You may have a fiduciary responsibility to do this to protect your company. You probably have a duty of care for your stakeholders, whose data you house, whether those are customers, employees, vendors, or stockholders. So, consider this now before you move to the four steps in building your roadmap.

 

Step One: begin to understand the ways in which quantum technology will change our organizations and how we perform our missions.

Don’t think of quantum technology as just “computing.” Quantum entanglement as a form of communication is already providing tantalizing results. Fiber optic networks will probably allow us to share both conventional and quantum data.

So, can quantum entanglement provide non-line of sight communication faster than the speed of light?
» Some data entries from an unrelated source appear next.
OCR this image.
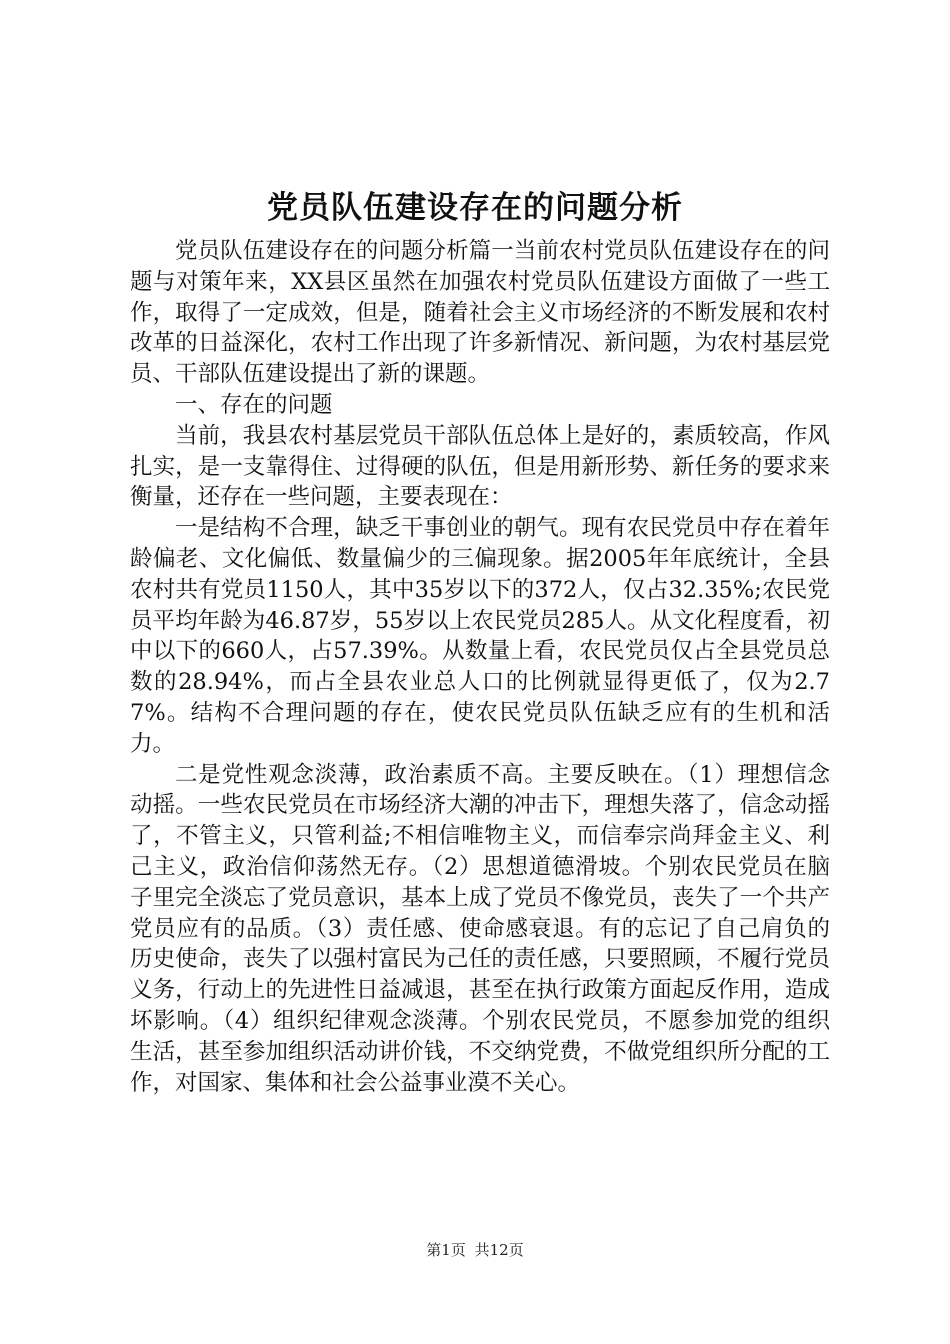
党员队伍建设存在的问题分析

党员队伍建设存在的问题分析篇一当前农村党员队伍建设存在的问题与对策年来，XX县区虽然在加强农村党员队伍建设方面做了一些工作，取得了一定成效，但是，随着社会主义市场经济的不断发展和农村改革的日益深化，农村工作出现了许多新情况、新问题，为农村基层党员、干部队伍建设提出了新的课题。

一、存在的问题

当前，我县农村基层党员干部队伍总体上是好的，素质较高，作风扎实，是一支靠得住、过得硬的队伍，但是用新形势、新任务的要求来衡量，还存在一些问题，主要表现在：

一是结构不合理，缺乏干事创业的朝气。现有农民党员中存在着年龄偏老、文化偏低、数量偏少的三偏现象。据2005年年底统计，全县农村共有党员1150人，其中35岁以下的372人，仅占32.35%;农民党员平均年龄为46.87岁，55岁以上农民党员285人。从文化程度看，初中以下的660人，占57.39%。从数量上看，农民党员仅占全县党员总数的28.94%，而占全县农业总人口的比例就显得更低了，仅为2.77%。结构不合理问题的存在，使农民党员队伍缺乏应有的生机和活力。

二是党性观念淡薄，政治素质不高。主要反映在。（1）理想信念动摇。一些农民党员在市场经济大潮的冲击下，理想失落了，信念动摇了，不管主义，只管利益;不相信唯物主义，而信奉宗尚拜金主义、利己主义，政治信仰荡然无存。（2）思想道德滑坡。个别农民党员在脑子里完全淡忘了党员意识，基本上成了党员不像党员，丧失了一个共产党员应有的品质。（3）责任感、使命感衰退。有的忘记了自己肩负的历史使命，丧失了以强村富民为己任的责任感，只要照顾，不履行党员义务，行动上的先进性日益减退，甚至在执行政策方面起反作用，造成坏影响。（4）组织纪律观念淡薄。个别农民党员，不愿参加党的组织生活，甚至参加组织活动讲价钱，不交纳党费，不做党组织所分配的工作，对国家、集体和社会公益事业漠不关心。

第1页 共12页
Some very smart folks doubt it. But, just like quantum computing will change data security, quantum communications will be changed too. And it’s likely some underpinnings of your enterprise have predictable changes you should be thinking about.

Quantum technology will change more than computing and networking. It will change sensors, precision timing, and other components of modern systems.

Only your team can determine what this means for your organization. So, before you spend a great deal of time and money, strive to gain some understanding about what can change and how it might shift your competitiveness. You may later need to spend a great deal, but throwing money at quantum now is a bad bet for most organizations.

Don’t fool yourself into thinking expensive activity is valuable progress. That mistake is just as bad as doing nothing.

 

Step Two: look deeply into what quantum can’t change.

Google, IBM, Amazon, and others are putting great effort into the development of quantum neural networks.  This is due in part to the hope quantum AI is likely to be less of a data hog than the current mainstream systems.

But understand, this kind of AI still depends on enormous amounts of labeled data. And also understand that much of the quantum AI work is focused on just making AI possible on a quantum machine which does not yet exist.

Lone Star’s Evolved AI® is less dependent on training data than any alternative we have identified. Further, we know (from rigorous math) many useful problems require multiple lifetimes of the universe to collect labeled data before any neural network can be trained, quantum or classical.

So, we are confident; some competitive advantages won’t be impacted by quantum technology.

And some of this will be true for your organization, too. But be careful. This is an area where disciplined thinking is hard. It is also where hubris and denial are amazingly easy.

 

Step Three: Think about where quantum allows you to exploit your core competencies to create future competitive advantage.

Lone Star’s core competencies include sophisticated use of uncertainty, which is at the core of many of quantum’s most promising attributes. In turn, that creates a natural way for us to think about where our Cipher Alchemy® unit should focus.

Your competencies are your own. But if you complete steps zero through two, you will find some opportunities to consider. A few of those opportunities will be worth the allocation of some investment.

 

Step Four: Build a Quantum Roadmap for your organization.

It won’t be perfect. Developments in the coming months and years will require revisions. Competitors will create some surprises. You’ll have to adjust your course.

Revisions and adjustments are only possible if you have a course previously charted.

We are beginning to share Lone Star’s roadmap capabilities with key customers. We want them to know our plans to extend Lone Star’s leadership in prescriptive and predictive analytics. The breakthroughs in our Evolved AI® will be providing Decision Superiority™ for years to come.